The bridges of Prospect Park run the gamut from rustic to elaborate, but one phrase not usually used to describe them is technologically groundbreaking. However, the Cleft Ridge Span is just that. The bridge’s elaborate tile work isn’t composed of terra cotta or carved stone but cast concrete; a new advent at the time of the span’s construction.
The idea to use cast concrete was an experiment of sorts. Originally, the plan was to use brick or granite, but park designers Olmsted and Vaux proposed a new mixture to save money. Cast concrete, also known as Béton Coignet after its creator Francois Coigne, was brought to the United States in 1869 by the New York & Long Island Coignet Stone Company.

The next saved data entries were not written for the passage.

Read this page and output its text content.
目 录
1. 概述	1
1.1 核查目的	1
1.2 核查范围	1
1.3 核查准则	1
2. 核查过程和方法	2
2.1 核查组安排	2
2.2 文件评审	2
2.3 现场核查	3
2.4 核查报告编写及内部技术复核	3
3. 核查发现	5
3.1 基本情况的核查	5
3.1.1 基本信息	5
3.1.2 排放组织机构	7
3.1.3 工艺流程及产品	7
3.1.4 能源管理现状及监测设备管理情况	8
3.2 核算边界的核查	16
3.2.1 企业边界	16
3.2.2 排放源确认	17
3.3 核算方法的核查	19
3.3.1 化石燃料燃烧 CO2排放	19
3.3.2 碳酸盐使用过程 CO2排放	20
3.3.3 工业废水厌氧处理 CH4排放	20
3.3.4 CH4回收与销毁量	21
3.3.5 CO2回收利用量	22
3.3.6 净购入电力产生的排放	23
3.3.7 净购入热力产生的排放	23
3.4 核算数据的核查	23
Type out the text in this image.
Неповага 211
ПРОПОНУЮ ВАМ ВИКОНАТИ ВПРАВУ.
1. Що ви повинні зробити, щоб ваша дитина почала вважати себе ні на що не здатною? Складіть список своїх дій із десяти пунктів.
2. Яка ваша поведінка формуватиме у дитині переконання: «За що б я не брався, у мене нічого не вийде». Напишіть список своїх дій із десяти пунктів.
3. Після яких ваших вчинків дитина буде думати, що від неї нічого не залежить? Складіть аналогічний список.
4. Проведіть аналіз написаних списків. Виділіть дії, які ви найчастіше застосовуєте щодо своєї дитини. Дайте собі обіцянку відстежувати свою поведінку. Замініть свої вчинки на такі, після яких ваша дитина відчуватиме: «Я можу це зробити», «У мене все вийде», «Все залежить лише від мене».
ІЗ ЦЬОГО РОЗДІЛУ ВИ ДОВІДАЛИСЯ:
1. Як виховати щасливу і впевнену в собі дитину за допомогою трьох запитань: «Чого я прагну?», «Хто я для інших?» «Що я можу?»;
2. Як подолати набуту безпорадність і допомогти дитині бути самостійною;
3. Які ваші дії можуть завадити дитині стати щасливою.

It was this firm that Olmsted and Vaux collaborated with to construct the Cleft Ridge Span. When the span was completed in 1872, the company also completed construction on its headquarters along the Gowanus Canal.
Because the span utilized a repeating pattern, it was easy to cast the elaborate design for its ceiling. It also saved the park a large sum of money, with the final cost amounting to $20,000. Utilizing stone during construction would have cost over 10 times the amount.
Less successful, however, was the idea to add color to the cast concrete tiles. While the exterior designs were left an au naturel gray, the interior was meant to be colored red, yellow, and blue. The coloring was faint and, over time, faded to the pale greenish hue that is seen today. After two years of wear and tear, Olmsted and Vaux were highly satisfied with the span’s durability and recommended that cast concrete be used in the construction of a fountain basin at Grand Army Plaza.
In addition to its elaborate design, the span is also appreciated by park-goers for how well it reverberates sound. Occasionally, a musician may set up underneath to take advantage of the acoustics.
Know Before You Go
The span is located just north of the Concert Grove, connecting that area with the boathouse. The closest park entrance is on Lincoln Road. Visitors can find the span by crossing East Drive and then taking the path that leads down.